Saya Cemburu Pada Bangsa Kolombia

Saya cemburu pada bangsa Kolombia

Oleh: Saleh Abdullah

Gustavo Petro tidak sedang berpidato diplomatik di sidang majelis umum PBB kemarin. Kata-kata yang ia gunakan tidak bersayap dengan bulu-bulu yang terbang ke mana-mana. Ia menyerukan dengan kata-kata tegas dan keras.

Gustavo adalah Kepala Negara dari Dunia Selatan yang pidatonya beresonansi global. Menggetarkan. Bukan omon-omon. Bukan wok de tok, tok de tok.

Gustavo tampil dengan memberi sentuhan dan melibatkan diri dengan berani pada diskursus global yang terus memicu reaksi dunia.

Gustavo tidak sedang berdiplomasi di hadapan para diplomat itu. Ia sedang marah dan menuding dengan tudingan yang tak mengandung keraguan, sedikitpun.

Ia menyerukan konsolidasi seluruh kekuatan militer negara-negara di dunia untuk menyerang Israel.

Ia percaya, hanya dengan kekuatan terkonsolidasi seperti itu, Israel bisa diusir dari bumi Palestina.

Gustavo bahkan ikut turun ke jalan bersama para demonstran di New York dan berorasi mendukung rakyat Palestina. Dan karena itu bikin Trump kelabakan dan mengusirnya dari AS.

Berikut kisah ringkasnya Gustavo Petro yang saya olah dari beberapa sumber.

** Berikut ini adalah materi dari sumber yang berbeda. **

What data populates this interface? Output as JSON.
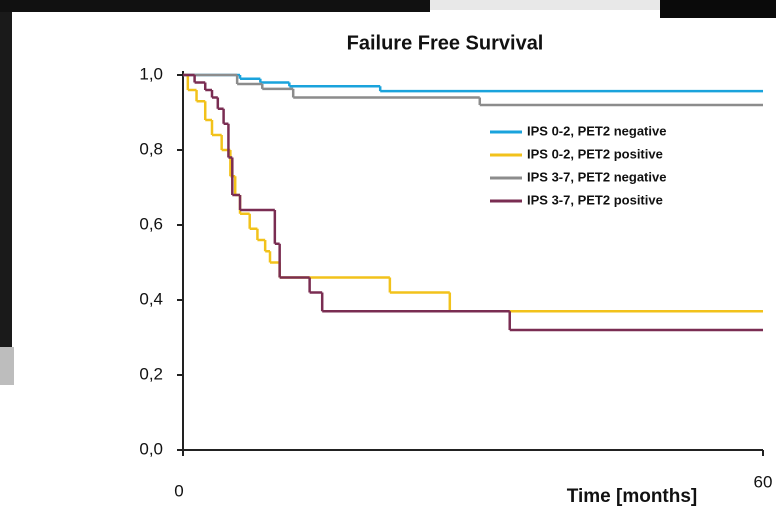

  • Gustavo Petro lahir pada 19 April 1960 di Ciénaga de Oro, Córdoba, Colombia. Ia seorang mestizo keturunan Italy. Pada 1970-an, demi kehidupan yang lebih baik, keluarga Petro memutuskan untuk bermigrasi ke kota pedalaman Kolombia yang lebih makmur, Zipaquirá, tepat di utara Bogotá.
  • Pada usia 17 tahun, karena keyakinan bahwa perjuangan gerilya dapat mengubah sistem politik dan ekonomi Kolombia, Gustavo bergabung dengan kelompok gerilya “Gerakan 19 April” (M-19), kelompok sayap kiri yang berideologi nasionalisme revolusioner. Ia ikut melakukan beberapa gerakan gerilya bawah tanah perkotaan. M-19 banyak terinspirasi dari gerakan pembebasan Tupamaros di Uruguay dan Montoneros di Argentina. Ketika aktif di M-19 itu, Petro pernah ditangkap militer. Selama 10 hari ia mengalami penyiksaan fisik. Jadi Petro, selain sebagai politisi kawakan Kolombia — seperti beberapa pemimpin gerakan pembebasan Amerika Latin lainnya – ia juga pernah menjadi tahanan politik dan merasakan kekejaman fasis militer. Ia mengerti lahir batin arti penindasan dan perjuangan.
  • Sebagai seorang Katolik, Gustavo Petro begitu terinspirasi oleh ajaran Teologi Pembebasan yang berkembang di Amerika Latin. Ia kemudian menjadi penganut Teologi Pembebasan dan terus membawanya pada semangat pembebasan. Tidak heran bila ia kemudian menolak secara kategoris penyebutan kitab suci bahwa bangsa Israel adalah “bangsa terpilih.” PBB tidak boleh takut dan berlaku diskriminatif melindungi AS dan Israel. PBB harus melindungi semua umat manusia. Termasuk bangsa Palestina! Begitu kurang lebih teriakannya pada majelis umum PBB kemarin.
  • Menariknya, ketika masih aktif bergerilya, Gustavo Petro menggunakan nama samaran Aureliano. Satu karakter dari Novel terkenal One Hundred Years of Solitude (100 Tahun Kesunyian), karya Gabriel García Márquez. Ia pernah belajar ekonomi dan administrasi publik di Kolombia, lalu belajar hak asasi manusia di Université Catholique de Louvain, Belgia. Untuk administrasi publik ia mengambil doktoral di University of Salamanca, Spanyol. Semua jejak pendidikannya tercatat. Dijamin tidak pernah memanipulasi riwayat pendidikan dan ijazah.
  • Selepas dari masa tahanan politik, sebagai buah dari dialog damai antara M-19 dan pemerintah, Gustavo Petro kemudian menjadi politisi. Pernah menjabat beberapa jabatan, hingga akhirnya menjadi Presiden Kolombia. Dan sejarah Kolombiapun mencatat: Gustavo Fransisco Petro Urrego sebagai presiden sayap kiri pertama di Kolombia.